(Tokyo) Au moment où des pays exigent un passeport vaccinal pour l’entrée sur leur territoire, doit-on bannir les athlètes non vaccinés ?

Le sujet est d’autant plus délicat que les Jeux olympiques ont lieu en terrain hostile dans un pays qui se plaint de n’être pleinement vacciné qu’à 20 %, dans une ville où l’urgence sanitaire est déclarée.

L’équipe américaine est secouée par une controverse autour de son (excellent) nageur Michael Andrew, qui a publiquement annoncé son intention de ne pas se faire vacciner. Il est qualifié pour sept épreuves à Tokyo. Il a dit ne « pas vouloir mettre quelque chose » qu’il ne connaît pas dans son corps. Une ancienne médaillée olympique lui a reproché sa prise de position, et le feu a pris.

Associated Press a rapporté vendredi que, selon le responsable médical de l’équipe américaine, « au moins » 100 des 613 athlètes américains à Tokyo ne sont pas vaccinés, ce qui représente « au moins » 16 % du contingent américain. Qui ? C’est privé.

Par message texte, Josh Su, porte-parole du Comité olympique canadien, m’a déclaré hier que « 95 % des athlètes canadiens sont vaccinés ». Sur une équipe de 371, cela voudrait dire 19 athlètes non vaccinés.

Il faut savoir que ni le CIO ni le Japon n’ont exigé une quelconque forme de vaccination pour les athlètes, les médias ou les travailleurs olympiques. Le système de tests et de quarantaine est censé servir de protection.

En tout, 11 091 athlètes de 206 pays sont inscrits à des compétitions.

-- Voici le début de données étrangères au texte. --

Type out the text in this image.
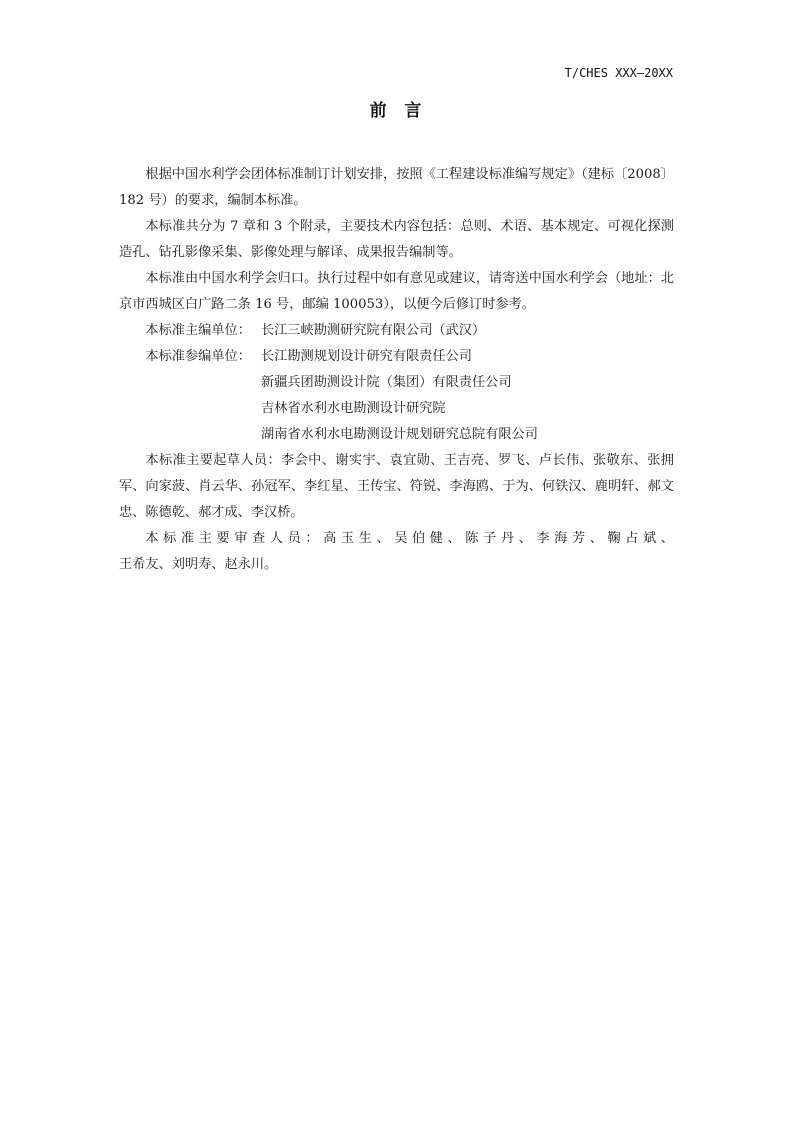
T/CHES XXX—20XX
前  言

根据中国水利学会团体标准制订计划安排，按照《工程建设标准编写规定》（建标〔2008〕182 号）的要求，编制本标准。

本标准共分为 7 章和 3 个附录，主要技术内容包括：总则、术语、基本规定、可视化探测造孔、钻孔影像采集、影像处理与解译、成果报告编制等。

本标准由中国水利学会归口。执行过程中如有意见或建议，请寄送中国水利学会（地址：北京市西城区白广路二条 16 号，邮编 100053），以便今后修订时参考。

本标准主编单位： 长江三峡勘测研究院有限公司（武汉）

本标准参编单位： 长江勘测规划设计研究有限责任公司

新疆兵团勘测设计院（集团）有限责任公司

吉林省水利水电勘测设计研究院

湖南省水利水电勘测设计规划研究总院有限公司

本标准主要起草人员：李会中、谢实宇、袁宜勋、王吉亮、罗飞、卢长伟、张敬东、张拥军、向家菠、肖云华、孙冠军、李红星、王传宝、符锐、李海鸥、于为、何铁汉、鹿明轩、郝文忠、陈德乾、郝才成、李汉桥。

本标准主要审查人员：高玉生、吴伯健、陈子丹、李海芳、鞠占斌、

王希友、刘明寿、赵永川。
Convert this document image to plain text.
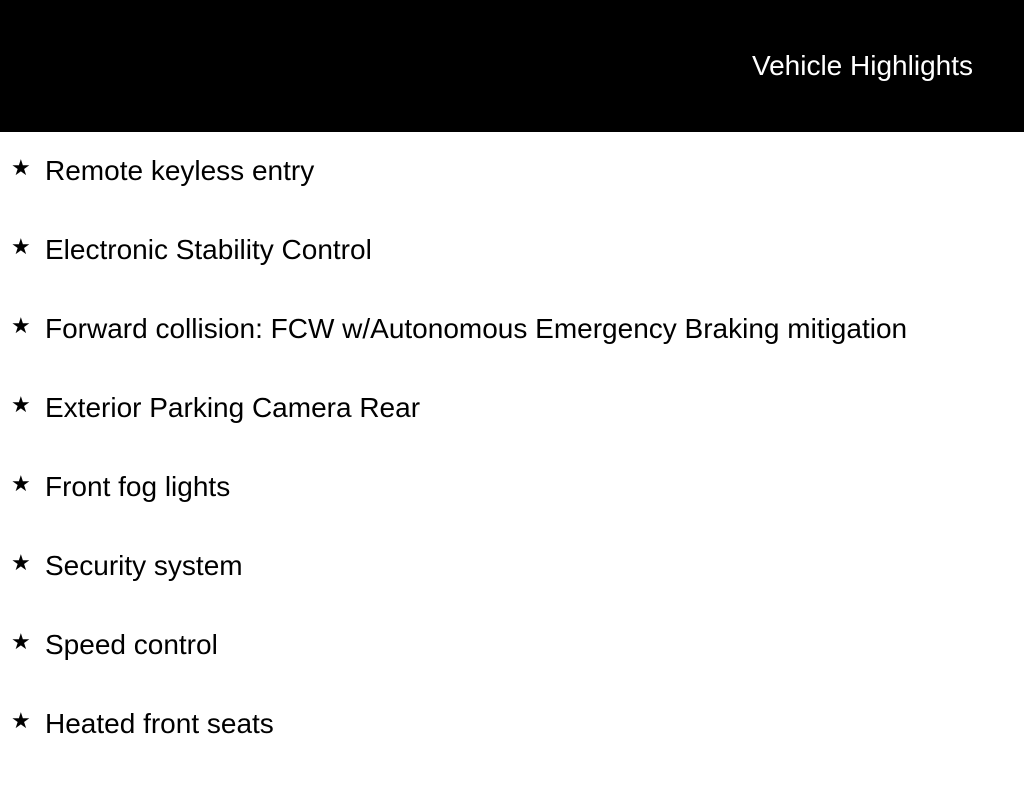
Vehicle Highlights
★ Remote keyless entry
★ Electronic Stability Control
★ Forward collision: FCW w/Autonomous Emergency Braking mitigation
★ Exterior Parking Camera Rear
★ Front fog lights
★ Security system
★ Speed control
★ Heated front seats
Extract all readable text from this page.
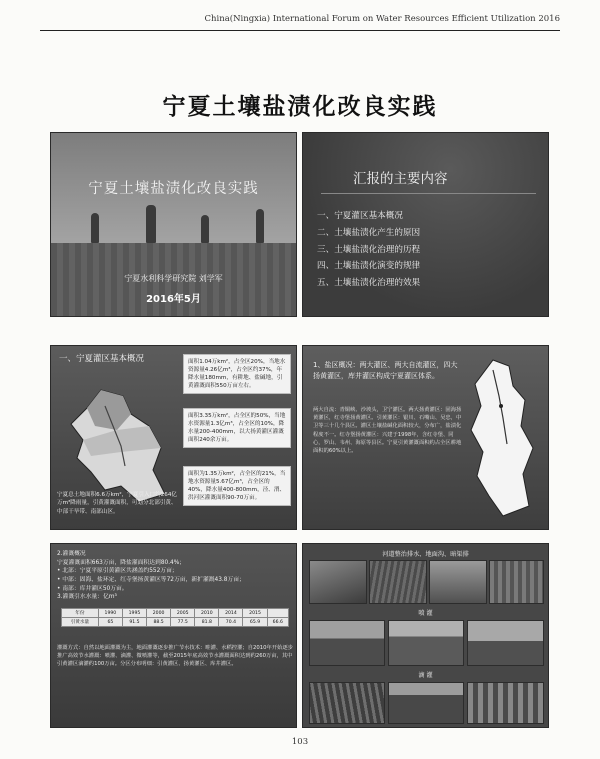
China(Ningxia) International Forum on Water Resources Efficient Utilization 2016
宁夏土壤盐渍化改良实践
宁夏土壤盐渍化改良实践
宁夏水利科学研究院 刘学军
2016年5月
汇报的主要内容
一、宁夏灌区基本概况
二、土壤盐渍化产生的原因
三、土壤盐渍化治理的历程
四、土壤盐渍化演变的规律
五、土壤盐渍化治理的效果
一、宁夏灌区基本概况	面积1.04万km²，占全区20%，当地水资源量4.26亿m³，占全区约37%，年降水量180mm，有耕地、盐碱地，引黄灌溉面积550万亩左右。
面积3.35万km²，占全区的50%，当地水资源量1.3亿m³，占全区的10%，降水量200-400mm，以大扬黄灌区灌溉面积240余万亩。
面积为1.35万km²，占全区的21%，当地水资源量5.67亿m³，占全区的40%，降水量400-800mm，泾、渭、洪河区灌溉面积90-70万亩。
宁夏总土地面积6.6万km²，宁夏引入口约264亿万m³降雨量，引黄灌溉面积，可划分北部引黄、中部干旱带、南部山区。
1、盐区概况：两大灌区、两大自流灌区，四大扬黄灌区，库井灌区构成宁夏灌区体系。
两大自流：青铜峡、沙坡头，卫宁灌区。两大扬黄灌区：固海扬黄灌区，红寺堡扬黄灌区。引黄灌区：银川、石嘴山、吴忠，中卫等三十几个县区。灌区土壤盐碱化面积较大，分布广，盐渍化程度不一。红寺堡扬黄灌区：兴建于1998年，含红寺堡、同心，罗山、韦州、海原等县区。宁夏引黄灌溉面积约占全区耕地面积的60%以上。
2.灌溉概况
宁夏灌溉面积663万亩，降盐灌面积达到80.4%；
• 北部：宁夏平原引黄灌区共涵盖约552万亩；
• 中部：固海、盐环定、红寺堡扬黄灌区等72万亩，新扩灌溉43.8万亩；
• 南部：库井灌区50万亩。
3.灌溉引水水量：亿m³
年份	1990	1995	2000	2005	2010	2014	2015	
引黄水量	65	91.5	88.5	77.5	81.8	70.4	65.9	66.6
灌溉方式：自然以地面灌溉为主，地面灌溉逐步推广节水技术：畦灌、水稻控灌；自2010年开始逐步推广高效节水灌溉：喷灌、滴灌、微喷灌等，截至2015年底高效节水灌溉面积达到约260万亩，其中引黄灌区滴灌约100万亩。分区分布明细：引黄灌区、扬黄灌区、库井灌区。
河道整治排水、地面沟、暗渠排
喷 灌
滴 灌
103
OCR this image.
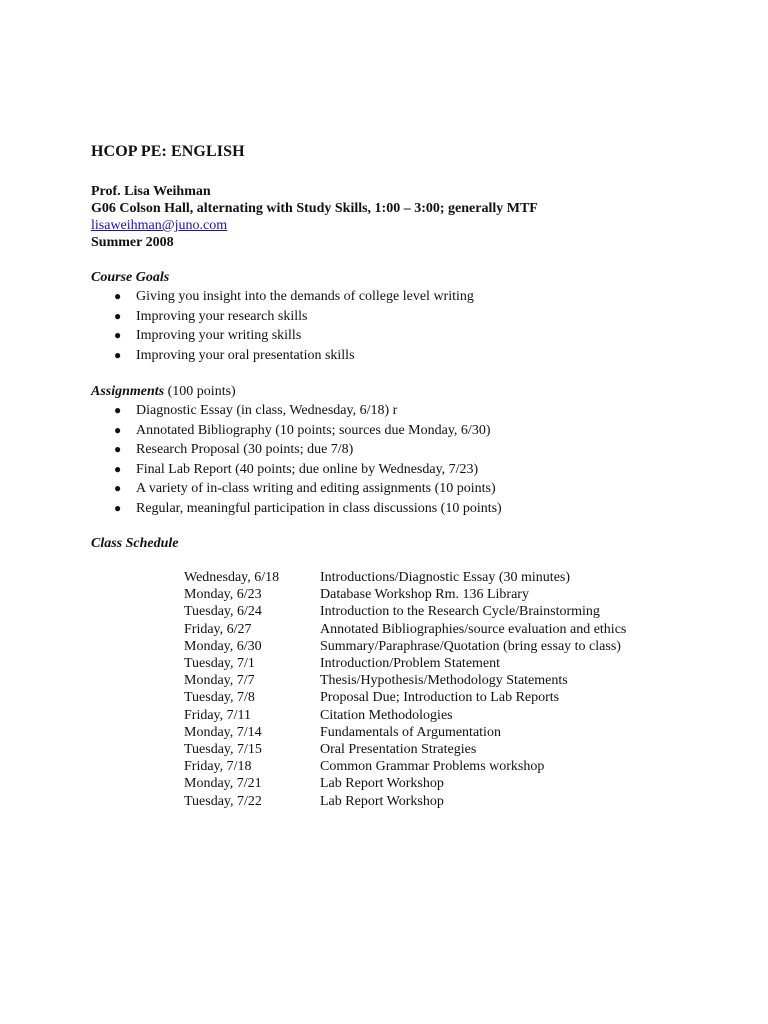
HCOP PE: ENGLISH
Prof. Lisa Weihman
G06 Colson Hall, alternating with Study Skills, 1:00 – 3:00; generally MTF
lisaweihman@juno.com
Summer 2008
Course Goals
● Giving you insight into the demands of college level writing
● Improving your research skills
● Improving your writing skills
● Improving your oral presentation skills
Assignments (100 points)
● Diagnostic Essay (in class, Wednesday, 6/18) r
● Annotated Bibliography (10 points; sources due Monday, 6/30)
● Research Proposal (30 points; due 7/8)
● Final Lab Report (40 points; due online by Wednesday, 7/23)
● A variety of in-class writing and editing assignments (10 points)
● Regular, meaningful participation in class discussions (10 points)
Class Schedule
Wednesday, 6/18	Introductions/Diagnostic Essay (30 minutes)
Monday, 6/23	Database Workshop Rm. 136 Library
Tuesday, 6/24	Introduction to the Research Cycle/Brainstorming
Friday, 6/27	Annotated Bibliographies/source evaluation and ethics
Monday, 6/30	Summary/Paraphrase/Quotation (bring essay to class)
Tuesday, 7/1	Introduction/Problem Statement
Monday, 7/7	Thesis/Hypothesis/Methodology Statements
Tuesday, 7/8	Proposal Due; Introduction to Lab Reports
Friday, 7/11	Citation Methodologies
Monday, 7/14	Fundamentals of Argumentation
Tuesday, 7/15	Oral Presentation Strategies
Friday, 7/18	Common Grammar Problems workshop
Monday, 7/21	Lab Report Workshop
Tuesday, 7/22	Lab Report Workshop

Les cas positifs sont rares, mais le Japan Times chiffrait à 106 le nombre de personnes positives parmi les accrédités – dont 3 athlètes au village olympique.

Qu’arrive-t-il si un athlète non vacciné est infecté ? S’il en infecte d’autres ? À part le tir à l’arc et l’équitation, les sports olympiques riment avec proximité, voire promiscuité.

Andrew déclare qu’il n’a aucun contact et demeure prudemment dans la bulle. Facile à dire. Il n’en reste pas moins qu’il y a 100 Américains, 19 Canadiens, et des dizaines d’autres d’ailleurs qui circulent sans vaccin. Ce sont des cibles délicieuses pour le virus, des vecteurs de transmission, et de contagion.

Jeudi, la NFL a annoncé que les équipes ayant des joueurs non vaccinés où surviendraient des éclosions devraient rembourser les dommages causés par l’annulation de leurs matchs – en plus de perdre par forfait. On parle d’enjeux de dizaines de millions. On ne niaise pas avec le ballon ovale.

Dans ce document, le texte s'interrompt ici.